As illustrated in Table 2, intra-articular lidocaine is extremely cost-effective, with a low price of $0.32 versus $6.21 for the combination of midazolam-fentanyl. The need for observation time by nurses with the use of midazolam/fentanyl contributes to an increase in cost. In addition, the amount of time required for patients to remain in the ED is much shorter in those receiving intra-articular lidocaine (75 vs. 185 minutes with the benzodiazepine-opioid combination).16

Table 2. Cost Comparison of Medications Used in Reducing Dislocated Shoulders

Physicians who are familiar and comfortable with using painless reduction methods, such as the Milch and Kocher techniques, may have very favorable outcomes because AEs from medications will not be an issue.

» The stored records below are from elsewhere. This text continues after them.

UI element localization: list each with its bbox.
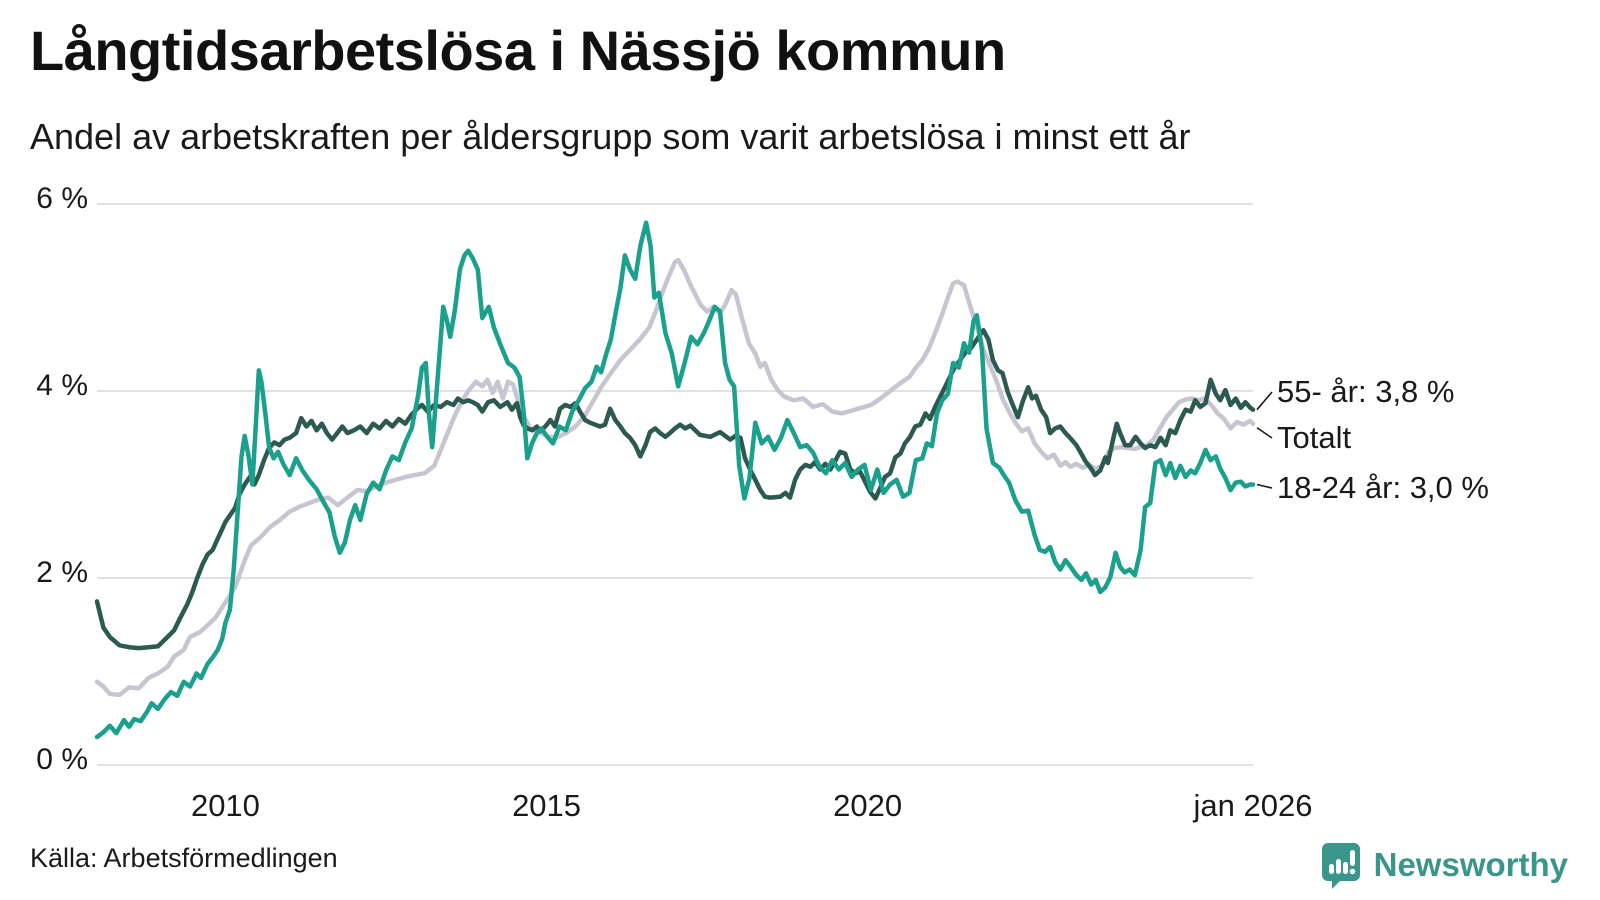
annotation-connector-1 xyxy=(1256,427,1273,439)
series-end-label-18-24-ar: 18-24 år: 3,0 % xyxy=(1277,470,1489,505)
series-line-18-24-r xyxy=(94,220,1256,740)
brand-lockup: Newsworthy xyxy=(1320,840,1568,890)
source-note: Källa: Arbetsförmedlingen xyxy=(30,843,338,873)
series-line-55-r xyxy=(94,327,1256,651)
y-tick-label-2: 2 % xyxy=(36,556,88,589)
x-tick-label-2020: 2020 xyxy=(833,788,903,823)
page-subtitle: Andel av arbetskraften per åldersgrupp s… xyxy=(30,116,1191,157)
x-tick-label-2010: 2010 xyxy=(190,788,260,823)
x-tick-label-2015: 2015 xyxy=(512,788,582,823)
newsworthy-speech-bubble-bar-chart-icon xyxy=(1321,843,1360,889)
y-tick-label-4: 4 % xyxy=(36,369,88,402)
x-tick-label-2026: jan 2026 xyxy=(1193,788,1313,823)
series-end-label-55-ar: 55- år: 3,8 % xyxy=(1277,374,1455,409)
annotation-connector-2 xyxy=(1256,483,1273,489)
page-title: Långtidsarbetslösa i Nässjö kommun xyxy=(30,19,1006,82)
series-end-label-totalt: Totalt xyxy=(1277,420,1352,455)
annotation-connector-0 xyxy=(1256,391,1273,411)
series-line-totalt xyxy=(94,257,1256,698)
y-tick-label-0: 0 % xyxy=(36,743,88,776)
unemployment-line-chart xyxy=(94,203,1273,766)
brand-wordmark: Newsworthy xyxy=(1373,846,1568,883)
y-tick-label-6: 6 % xyxy=(36,182,88,215)
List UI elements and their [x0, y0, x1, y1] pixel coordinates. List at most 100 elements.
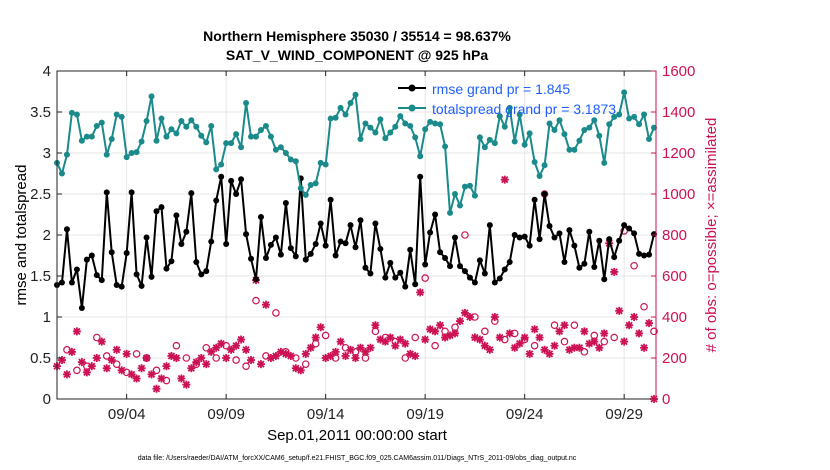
assimilated-point — [242, 345, 251, 354]
assimilated-point — [147, 370, 156, 379]
rmse-point — [183, 228, 190, 235]
totalspread-point — [138, 138, 145, 145]
totalspread-point — [481, 144, 488, 151]
assimilated-point-stroke — [297, 366, 305, 374]
possible-point — [580, 348, 589, 356]
rmse-point — [367, 270, 374, 277]
totalspread-point — [422, 126, 429, 133]
assimilated-point — [112, 345, 121, 354]
totalspread-point — [153, 137, 160, 144]
assimilated-point-stroke — [595, 344, 603, 352]
assimilated-point-stroke — [476, 335, 484, 344]
rmse-point — [447, 263, 454, 270]
assimilated-point-stroke — [346, 346, 355, 354]
assimilated-point — [595, 343, 604, 352]
possible-point — [93, 333, 101, 342]
assimilated-point — [416, 288, 425, 297]
rmse-point — [138, 282, 145, 289]
assimilated-point-stroke — [302, 350, 310, 358]
totalspread-point — [238, 144, 245, 151]
totalspread-point — [148, 93, 155, 100]
totalspread-point — [277, 144, 284, 151]
assimilated-point-stroke — [590, 337, 598, 346]
totalspread-point — [223, 140, 230, 147]
totalspread-point — [193, 123, 200, 130]
possible-point — [172, 341, 181, 350]
rmse-point — [253, 276, 260, 283]
totalspread-point — [282, 150, 289, 156]
y-tick-label-right: 1400 — [662, 104, 695, 121]
possible-point — [142, 354, 151, 362]
legend-label-rmse: rmse grand pr = 1.845 — [432, 81, 570, 97]
assimilated-point — [590, 337, 599, 346]
assimilated-point — [256, 360, 265, 369]
legend-marker-rmse — [408, 84, 416, 92]
assimilated-point — [610, 267, 619, 276]
y-tick-label-right: 1000 — [662, 186, 695, 203]
x-tick-label: 09/14 — [307, 406, 345, 423]
assimilated-point — [475, 335, 484, 344]
rmse-point — [566, 227, 573, 234]
assimilated-point — [645, 319, 654, 328]
rmse-point — [143, 234, 150, 241]
assimilated-point — [122, 349, 131, 358]
possible-point — [441, 327, 449, 336]
rmse-point — [277, 251, 284, 258]
assimilated-point-stroke — [83, 368, 91, 376]
possible-point — [391, 337, 400, 346]
rmse-point — [317, 220, 324, 227]
assimilated-point — [401, 339, 410, 348]
totalspread-point — [357, 136, 364, 143]
totalspread-point — [158, 115, 165, 122]
totalspread-point — [501, 123, 508, 130]
rmse-point — [243, 231, 250, 238]
possible-point — [550, 321, 559, 330]
totalspread-point — [636, 121, 643, 128]
totalspread-point — [78, 137, 85, 144]
totalspread-point — [392, 123, 399, 130]
rmse-point — [626, 225, 633, 232]
totalspread-point — [407, 122, 414, 129]
rmse-point — [486, 222, 493, 229]
assimilated-point-stroke — [113, 346, 121, 354]
rmse-point — [352, 244, 359, 251]
assimilated-point-stroke — [456, 317, 464, 325]
rmse-point — [168, 258, 175, 265]
assimilated-point-stroke — [421, 335, 429, 344]
totalspread-point — [387, 129, 394, 136]
assimilated-point-stroke — [257, 360, 265, 368]
totalspread-point — [511, 138, 518, 145]
rmse-point — [93, 272, 100, 279]
possible-point — [321, 331, 330, 340]
assimilated-point-stroke — [312, 333, 320, 342]
totalspread-point — [287, 156, 294, 163]
rmse-point — [267, 241, 274, 248]
rmse-point — [58, 279, 65, 286]
assimilated-point — [137, 364, 146, 373]
possible-point — [182, 354, 191, 362]
assimilated-point-stroke — [123, 350, 131, 358]
totalspread-point — [68, 109, 75, 116]
rmse-point — [531, 196, 538, 203]
totalspread-point — [437, 121, 444, 128]
assimilated-point-stroke — [486, 346, 494, 354]
rmse-point — [332, 252, 339, 259]
totalspread-point — [183, 123, 190, 130]
possible-point — [481, 327, 489, 336]
rmse-point — [342, 240, 349, 247]
rmse-point — [427, 229, 434, 236]
assimilated-point-stroke — [501, 176, 509, 184]
assimilated-point — [500, 175, 509, 184]
totalspread-point — [83, 133, 90, 140]
totalspread-point — [173, 130, 180, 137]
rmse-point — [118, 283, 125, 290]
totalspread-point — [397, 113, 404, 120]
rmse-point — [561, 259, 568, 266]
possible-point — [311, 339, 320, 348]
totalspread-point — [601, 159, 608, 166]
assimilated-point-stroke — [78, 358, 86, 366]
rmse-point — [322, 242, 329, 249]
y-tick-label-left: 1.5 — [30, 268, 51, 285]
assimilated-point — [341, 351, 350, 360]
rmse-point — [98, 277, 105, 284]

Understanding the anatomy of the shoulder is crucial in order to cancel out the forces exerted by the muscles and reduce the humeral heal without eliciting pain. When performed correctly, these methods, especially the Milch technique, result in minimal AEs.

It is important to note that patients must constantly be assessed after medications are given and before reduction is performed to ensure muscle relaxation and a painless reduction. Physicians should be experienced in various reduction techniques and in administering several medications and should be cognizant of patients who are at risk for AEs from certain medications. More studies and evaluations with larger sample sizes are needed to get a better understanding of the effects of the medications and the reasons doctors are choosing more expensive and problematic medications. Ultimately, the use of medications will be dictated by the availability of resources to the physician and his or her prior experience and knowledge with the medication at hand.